The worker allocates memory for each matching line, sends ownership through the channel, and the collector frees it. Channels ensure this transfer is safe - there's no risk of use-after-free or double-free.

Key Concepts

Multi-threaded Execution

ZIO's runtime can use multiple OS threads (executors) to run tasks in parallel:

  • .executors = .auto - auto-detect based on CPU count (good for CPU-bound work)
  • .executors = .exact(1) - single-threaded (default, good for I/O-bound work)
  • .executors = .exact(N) - explicit number of threads

Tasks are automatically distributed across executors. Channels handle synchronization, so you don't need locks or atomic operations - just send and receive messages safely between tasks.

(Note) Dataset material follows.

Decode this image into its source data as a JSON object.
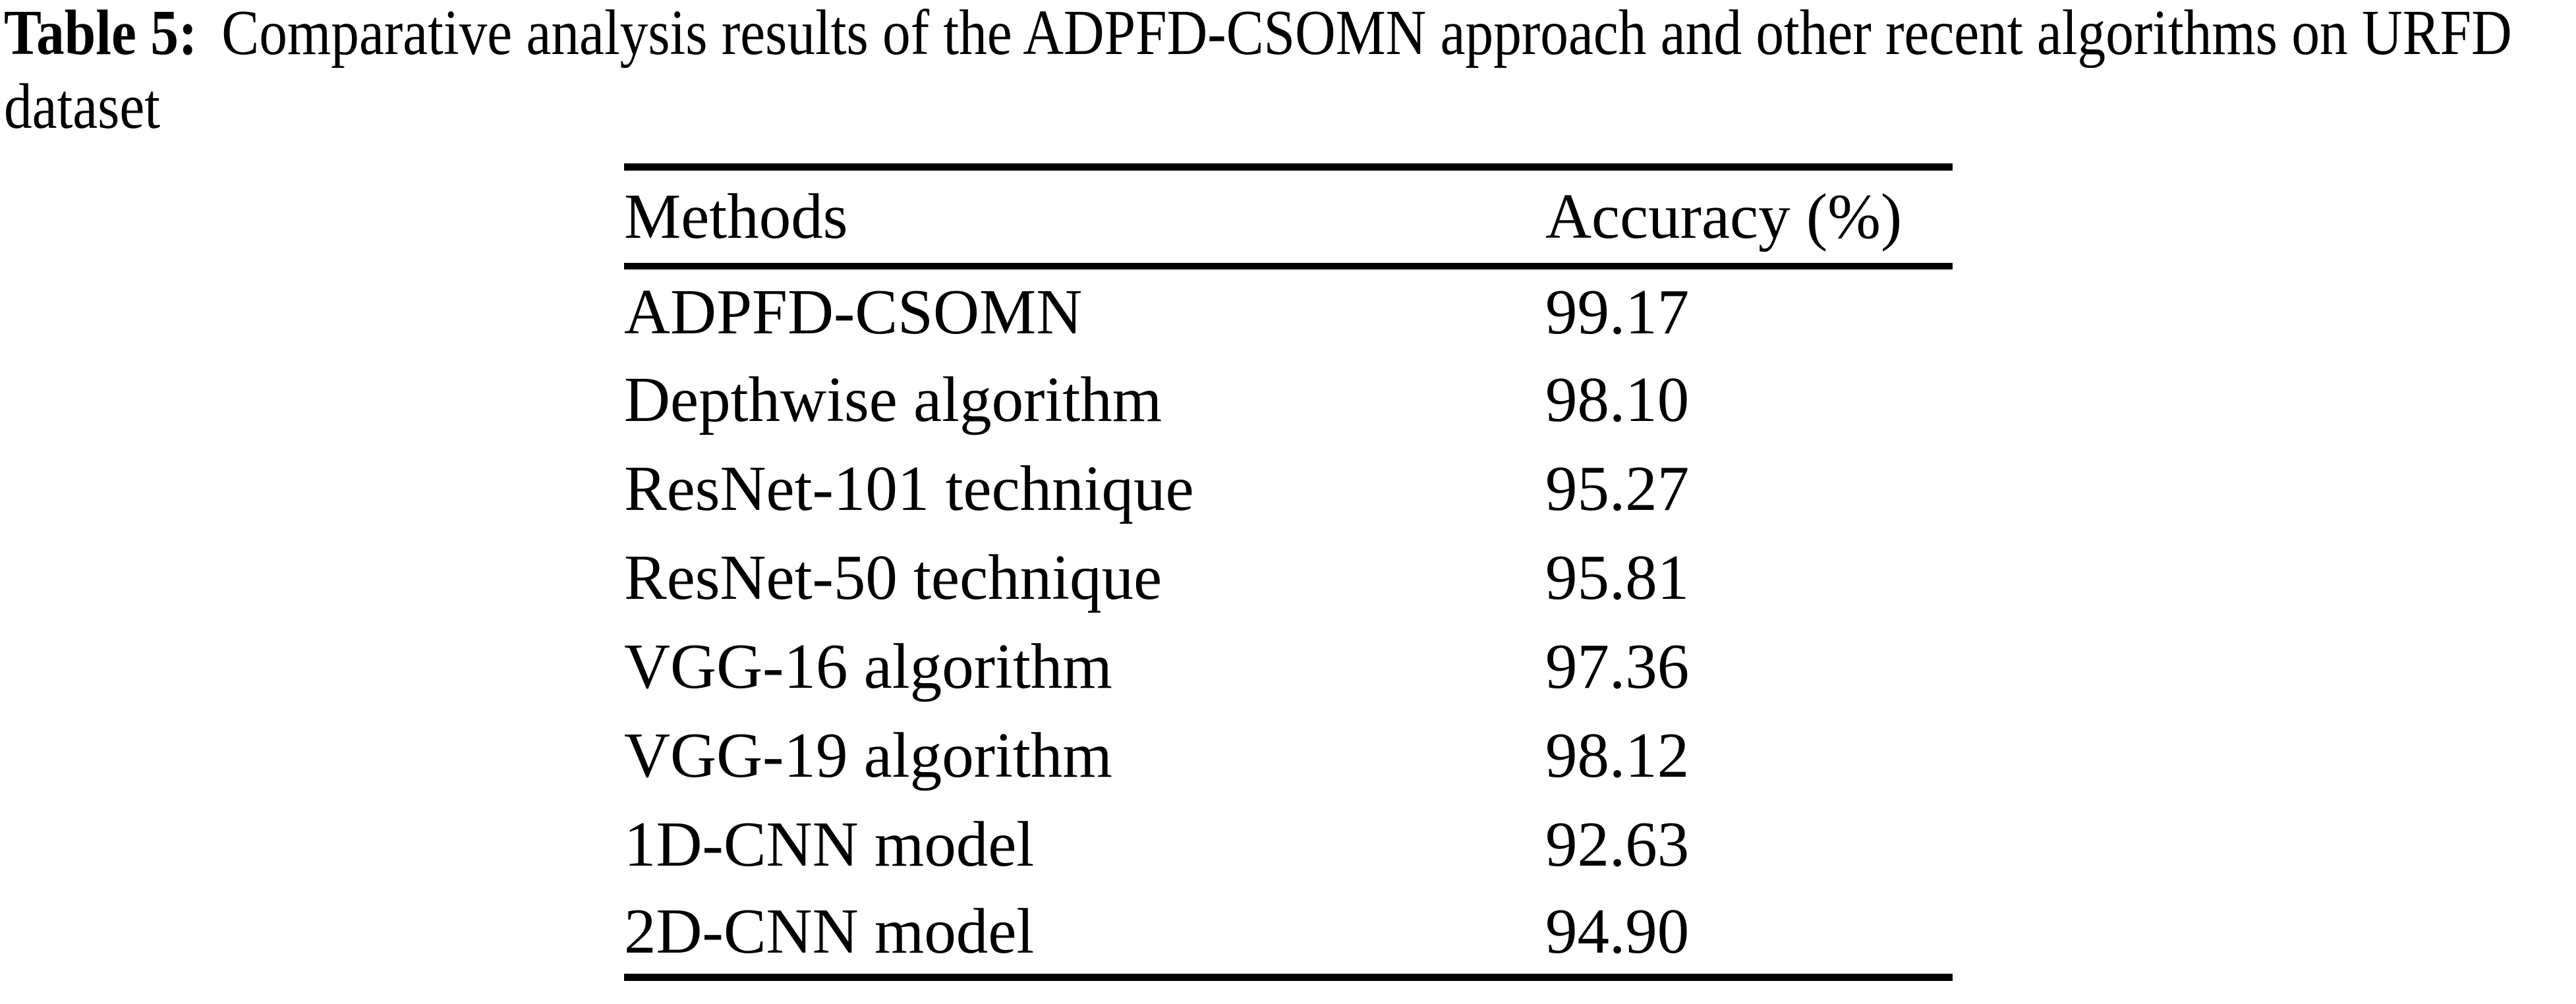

For I/O-bound workloads (like web servers), a single executor is often sufficient since tasks spend most of their time waiting. For CPU-bound workloads (like file processing, data analysis, or computation), multiple executors let you use all available CPU cores.

Channels

Channels are the primary way to communicate between tasks in ZIO. They provide:

  • Type safety - channels are typed, so you can only send/receive values of the declared type
  • Blocking semantics - send() and receive() suspend the task when the operation can't complete immediately
  • Graceful closure - closed channels return error.ChannelClosed to signal no more data will be sent

Use buffered channels when you want to decouple producers and consumers, allowing bursts of work. Use unbuffered channels when you want direct handoff between tasks.

Worker Pools

The worker pool pattern is useful when you have:

  • A queue of independent work items
  • Tasks that can process items in parallel
  • A fixed number of workers to limit resource usage

In our example, the 4 workers share the work queue, automatically load-balancing. If one worker gets a large file, others keep processing smaller files.

Graceful Shutdown

The shutdown sequence demonstrates structured concurrency with channels:

  1. Close the work channel - tells workers "no more work is coming"
  2. Wait for workers - ensures they finish processing what they have
  3. Close the results channel - tells collector "no more results are coming"
  4. Wait for collector - ensures it finishes printing

This pattern prevents data loss and ensures clean shutdown, even with complex task dependencies.

Comparing Concurrency Patterns

  • Previous examples (TCP/HTTP servers): Tasks are created per client and live until the connection closes
  • This example (parallel grep): Tasks are created upfront and share work through channels

Both patterns have their uses. Use per-client tasks when each client has its own long-lived state. Use worker pools when you have many small, independent work items to process.